Cross-state differences on human development are instructive. That most of India’s southern states are way ahead on most parameters is well known; the thought-provoking cases are from the rest of the country, where one can see marked differences across groups of states that were in one cohort till about 20 years ago.

Dealing with them (and also in the south), one realizes that a key difference is a culture of professionalism in their governance. Both kinds of examples are there: a chief minister who has been at the helm for many terms in a state and has fostered this culture, and cases where the baton has switched between two parties, but both side leaders have fostered the same culture of professionalism. In these cases, state leaders have a made a real difference; in part by merely doing their job with a professional commitment.

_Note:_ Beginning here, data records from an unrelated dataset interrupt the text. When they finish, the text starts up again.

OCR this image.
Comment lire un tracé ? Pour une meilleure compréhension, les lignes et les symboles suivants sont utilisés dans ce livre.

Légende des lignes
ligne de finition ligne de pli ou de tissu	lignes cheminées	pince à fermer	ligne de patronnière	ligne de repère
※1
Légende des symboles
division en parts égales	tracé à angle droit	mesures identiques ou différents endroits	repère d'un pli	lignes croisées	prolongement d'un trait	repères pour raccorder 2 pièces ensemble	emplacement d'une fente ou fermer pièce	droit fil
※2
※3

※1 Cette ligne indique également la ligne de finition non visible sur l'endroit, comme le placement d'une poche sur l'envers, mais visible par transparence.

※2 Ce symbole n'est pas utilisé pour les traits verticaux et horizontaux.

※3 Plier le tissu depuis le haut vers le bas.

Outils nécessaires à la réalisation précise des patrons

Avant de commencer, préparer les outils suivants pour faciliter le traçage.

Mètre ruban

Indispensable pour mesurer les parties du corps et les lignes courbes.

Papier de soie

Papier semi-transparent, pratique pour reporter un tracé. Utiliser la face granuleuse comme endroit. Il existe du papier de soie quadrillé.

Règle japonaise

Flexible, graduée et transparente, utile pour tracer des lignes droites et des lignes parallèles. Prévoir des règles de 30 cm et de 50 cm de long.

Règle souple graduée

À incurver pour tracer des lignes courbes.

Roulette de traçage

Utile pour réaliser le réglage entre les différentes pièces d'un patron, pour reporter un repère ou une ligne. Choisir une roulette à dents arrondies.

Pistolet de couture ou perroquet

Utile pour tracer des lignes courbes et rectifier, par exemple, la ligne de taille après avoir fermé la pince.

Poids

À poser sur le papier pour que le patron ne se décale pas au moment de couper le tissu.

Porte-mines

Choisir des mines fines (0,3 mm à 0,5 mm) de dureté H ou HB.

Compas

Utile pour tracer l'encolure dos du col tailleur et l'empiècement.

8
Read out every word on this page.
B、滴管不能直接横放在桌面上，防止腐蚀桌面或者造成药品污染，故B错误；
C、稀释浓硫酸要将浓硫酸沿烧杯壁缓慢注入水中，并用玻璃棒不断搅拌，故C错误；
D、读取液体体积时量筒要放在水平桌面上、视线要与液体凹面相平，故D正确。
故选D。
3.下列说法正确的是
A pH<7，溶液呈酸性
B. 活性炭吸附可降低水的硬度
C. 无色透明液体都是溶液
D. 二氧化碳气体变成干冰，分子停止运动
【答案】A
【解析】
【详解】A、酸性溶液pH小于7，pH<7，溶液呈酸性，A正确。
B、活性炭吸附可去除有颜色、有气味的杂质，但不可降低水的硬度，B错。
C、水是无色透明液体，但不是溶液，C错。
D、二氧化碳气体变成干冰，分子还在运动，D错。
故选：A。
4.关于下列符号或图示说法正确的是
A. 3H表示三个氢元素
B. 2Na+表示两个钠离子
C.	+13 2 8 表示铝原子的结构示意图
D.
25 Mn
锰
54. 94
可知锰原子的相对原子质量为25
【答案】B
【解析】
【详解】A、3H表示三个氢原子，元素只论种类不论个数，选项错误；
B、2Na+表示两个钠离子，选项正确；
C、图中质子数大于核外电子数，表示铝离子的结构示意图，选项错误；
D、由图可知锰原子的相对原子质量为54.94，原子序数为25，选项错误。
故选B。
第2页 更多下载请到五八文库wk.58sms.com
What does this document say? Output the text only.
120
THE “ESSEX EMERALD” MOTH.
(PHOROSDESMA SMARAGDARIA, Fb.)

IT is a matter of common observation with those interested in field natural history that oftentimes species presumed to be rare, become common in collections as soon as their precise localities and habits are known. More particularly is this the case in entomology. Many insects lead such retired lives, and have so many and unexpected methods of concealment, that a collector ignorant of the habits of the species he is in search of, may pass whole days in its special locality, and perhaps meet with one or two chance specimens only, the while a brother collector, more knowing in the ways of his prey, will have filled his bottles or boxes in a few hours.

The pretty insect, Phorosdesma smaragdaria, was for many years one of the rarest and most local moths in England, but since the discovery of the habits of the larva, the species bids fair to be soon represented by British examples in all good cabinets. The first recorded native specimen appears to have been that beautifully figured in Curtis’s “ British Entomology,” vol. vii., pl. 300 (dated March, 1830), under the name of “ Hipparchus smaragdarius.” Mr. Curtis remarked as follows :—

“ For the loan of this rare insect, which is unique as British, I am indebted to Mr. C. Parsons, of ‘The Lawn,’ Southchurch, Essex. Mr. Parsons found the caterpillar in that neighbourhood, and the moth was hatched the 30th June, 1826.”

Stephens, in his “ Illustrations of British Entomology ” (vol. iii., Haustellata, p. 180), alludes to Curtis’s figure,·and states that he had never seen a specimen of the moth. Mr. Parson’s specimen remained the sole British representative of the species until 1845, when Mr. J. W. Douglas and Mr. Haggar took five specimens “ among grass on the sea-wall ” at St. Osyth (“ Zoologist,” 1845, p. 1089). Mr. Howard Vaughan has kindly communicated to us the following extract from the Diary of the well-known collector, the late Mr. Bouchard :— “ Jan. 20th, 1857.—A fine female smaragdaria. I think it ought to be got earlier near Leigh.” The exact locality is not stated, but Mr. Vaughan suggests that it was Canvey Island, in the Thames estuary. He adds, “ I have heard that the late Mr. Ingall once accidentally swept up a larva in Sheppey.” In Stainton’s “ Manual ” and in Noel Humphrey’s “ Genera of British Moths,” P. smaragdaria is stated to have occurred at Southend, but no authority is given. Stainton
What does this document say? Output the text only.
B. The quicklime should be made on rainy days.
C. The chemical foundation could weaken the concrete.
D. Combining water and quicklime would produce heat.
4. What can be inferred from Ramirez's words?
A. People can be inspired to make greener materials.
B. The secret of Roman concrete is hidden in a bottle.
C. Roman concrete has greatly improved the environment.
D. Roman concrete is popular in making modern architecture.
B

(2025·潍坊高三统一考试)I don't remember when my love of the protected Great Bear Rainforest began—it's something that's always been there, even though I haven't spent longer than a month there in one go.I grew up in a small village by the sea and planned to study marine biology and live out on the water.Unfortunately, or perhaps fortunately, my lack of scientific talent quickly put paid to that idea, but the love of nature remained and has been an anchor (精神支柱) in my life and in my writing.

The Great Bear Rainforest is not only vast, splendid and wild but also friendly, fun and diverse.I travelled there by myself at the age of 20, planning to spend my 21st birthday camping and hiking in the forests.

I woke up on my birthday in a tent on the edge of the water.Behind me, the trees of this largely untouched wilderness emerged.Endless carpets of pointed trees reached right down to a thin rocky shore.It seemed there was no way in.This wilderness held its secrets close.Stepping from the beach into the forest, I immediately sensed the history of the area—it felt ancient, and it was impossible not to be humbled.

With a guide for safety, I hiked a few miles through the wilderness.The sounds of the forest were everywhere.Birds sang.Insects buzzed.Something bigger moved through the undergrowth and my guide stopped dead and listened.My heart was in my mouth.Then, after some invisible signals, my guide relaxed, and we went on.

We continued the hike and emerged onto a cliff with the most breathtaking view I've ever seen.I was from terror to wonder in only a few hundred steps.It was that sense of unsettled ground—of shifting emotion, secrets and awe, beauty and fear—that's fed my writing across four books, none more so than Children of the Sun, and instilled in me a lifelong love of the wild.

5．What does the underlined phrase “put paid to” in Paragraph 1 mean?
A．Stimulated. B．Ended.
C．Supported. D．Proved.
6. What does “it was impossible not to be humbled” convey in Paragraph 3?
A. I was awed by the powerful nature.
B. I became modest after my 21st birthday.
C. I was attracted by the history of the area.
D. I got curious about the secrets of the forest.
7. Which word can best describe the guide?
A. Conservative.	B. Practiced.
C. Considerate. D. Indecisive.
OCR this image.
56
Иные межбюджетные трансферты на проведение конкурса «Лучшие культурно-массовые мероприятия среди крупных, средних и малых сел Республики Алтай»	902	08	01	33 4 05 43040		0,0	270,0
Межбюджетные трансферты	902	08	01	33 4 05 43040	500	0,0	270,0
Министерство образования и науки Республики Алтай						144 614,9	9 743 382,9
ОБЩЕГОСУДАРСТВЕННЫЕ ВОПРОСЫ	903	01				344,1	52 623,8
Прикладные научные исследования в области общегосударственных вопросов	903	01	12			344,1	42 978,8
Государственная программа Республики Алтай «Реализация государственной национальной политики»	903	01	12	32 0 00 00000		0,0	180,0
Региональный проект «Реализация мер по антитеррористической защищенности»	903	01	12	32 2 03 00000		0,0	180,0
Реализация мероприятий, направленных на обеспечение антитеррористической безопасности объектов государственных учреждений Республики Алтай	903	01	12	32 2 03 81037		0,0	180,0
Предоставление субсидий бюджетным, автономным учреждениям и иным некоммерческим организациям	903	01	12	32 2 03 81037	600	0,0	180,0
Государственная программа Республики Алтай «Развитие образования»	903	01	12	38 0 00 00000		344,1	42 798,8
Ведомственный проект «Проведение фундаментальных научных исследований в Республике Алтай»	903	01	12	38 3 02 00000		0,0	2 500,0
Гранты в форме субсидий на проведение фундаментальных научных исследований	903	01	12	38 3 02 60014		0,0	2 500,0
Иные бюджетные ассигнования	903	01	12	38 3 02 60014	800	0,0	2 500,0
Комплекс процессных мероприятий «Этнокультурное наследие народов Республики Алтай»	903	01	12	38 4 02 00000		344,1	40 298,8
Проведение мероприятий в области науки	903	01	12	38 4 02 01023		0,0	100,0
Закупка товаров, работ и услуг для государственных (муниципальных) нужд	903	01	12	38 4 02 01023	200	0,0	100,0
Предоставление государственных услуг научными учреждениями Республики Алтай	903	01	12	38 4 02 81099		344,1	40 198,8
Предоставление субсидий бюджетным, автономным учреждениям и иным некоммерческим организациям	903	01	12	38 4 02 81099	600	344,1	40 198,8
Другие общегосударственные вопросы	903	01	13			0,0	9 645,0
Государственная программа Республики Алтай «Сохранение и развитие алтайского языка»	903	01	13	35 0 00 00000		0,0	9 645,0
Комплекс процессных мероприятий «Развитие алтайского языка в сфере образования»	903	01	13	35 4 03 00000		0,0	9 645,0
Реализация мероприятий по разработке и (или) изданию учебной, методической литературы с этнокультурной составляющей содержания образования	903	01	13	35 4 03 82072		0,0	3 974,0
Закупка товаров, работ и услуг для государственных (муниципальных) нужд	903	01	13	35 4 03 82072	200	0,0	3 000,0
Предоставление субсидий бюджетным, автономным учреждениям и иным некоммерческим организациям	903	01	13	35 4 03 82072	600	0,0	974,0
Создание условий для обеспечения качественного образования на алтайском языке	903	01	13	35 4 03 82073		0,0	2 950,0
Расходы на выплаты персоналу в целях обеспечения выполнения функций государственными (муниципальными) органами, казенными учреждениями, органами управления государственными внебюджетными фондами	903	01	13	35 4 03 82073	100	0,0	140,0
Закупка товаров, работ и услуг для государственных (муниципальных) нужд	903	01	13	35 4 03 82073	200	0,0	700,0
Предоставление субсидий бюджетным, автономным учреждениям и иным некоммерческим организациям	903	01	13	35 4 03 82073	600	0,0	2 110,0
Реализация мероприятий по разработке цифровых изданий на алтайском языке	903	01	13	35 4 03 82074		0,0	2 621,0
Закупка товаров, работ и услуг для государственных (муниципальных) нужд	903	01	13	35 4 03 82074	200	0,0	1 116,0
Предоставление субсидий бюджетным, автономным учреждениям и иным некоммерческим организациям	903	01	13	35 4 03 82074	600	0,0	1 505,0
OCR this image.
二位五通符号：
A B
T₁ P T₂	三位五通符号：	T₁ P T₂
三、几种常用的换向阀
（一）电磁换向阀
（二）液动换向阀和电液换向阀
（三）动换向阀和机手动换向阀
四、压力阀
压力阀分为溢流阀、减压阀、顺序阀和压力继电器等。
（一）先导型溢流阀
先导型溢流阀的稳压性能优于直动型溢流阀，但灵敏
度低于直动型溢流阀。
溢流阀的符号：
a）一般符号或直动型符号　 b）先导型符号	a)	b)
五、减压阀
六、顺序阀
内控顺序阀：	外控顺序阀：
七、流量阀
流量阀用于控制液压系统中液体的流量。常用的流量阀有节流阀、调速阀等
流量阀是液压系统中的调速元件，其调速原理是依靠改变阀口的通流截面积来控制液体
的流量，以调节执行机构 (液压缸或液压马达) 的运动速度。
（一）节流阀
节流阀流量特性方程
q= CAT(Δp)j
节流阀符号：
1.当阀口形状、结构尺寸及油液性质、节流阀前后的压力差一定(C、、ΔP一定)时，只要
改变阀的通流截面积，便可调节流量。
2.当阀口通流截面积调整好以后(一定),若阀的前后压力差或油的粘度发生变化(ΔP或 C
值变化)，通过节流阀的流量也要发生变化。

This is not an apologia for our systemic failings and dysfunction. Nor a case for ignoring systemic improvements. Simply a description of the reality that nuts-and-bolts improvements can happen through a professional approach within dysfunctional systems, which cumulatively can help improve systems. The recent history of many states offers us testimony that staying with such a course over time can transform the lives of millions. And so no political or administrative leader has a getaway pass. Either they are complicit in dysfunction and decay or are contributing to progress. Citizens will do better if they remember that.

Anurag Behar is CEO of Azim Premji Foundation.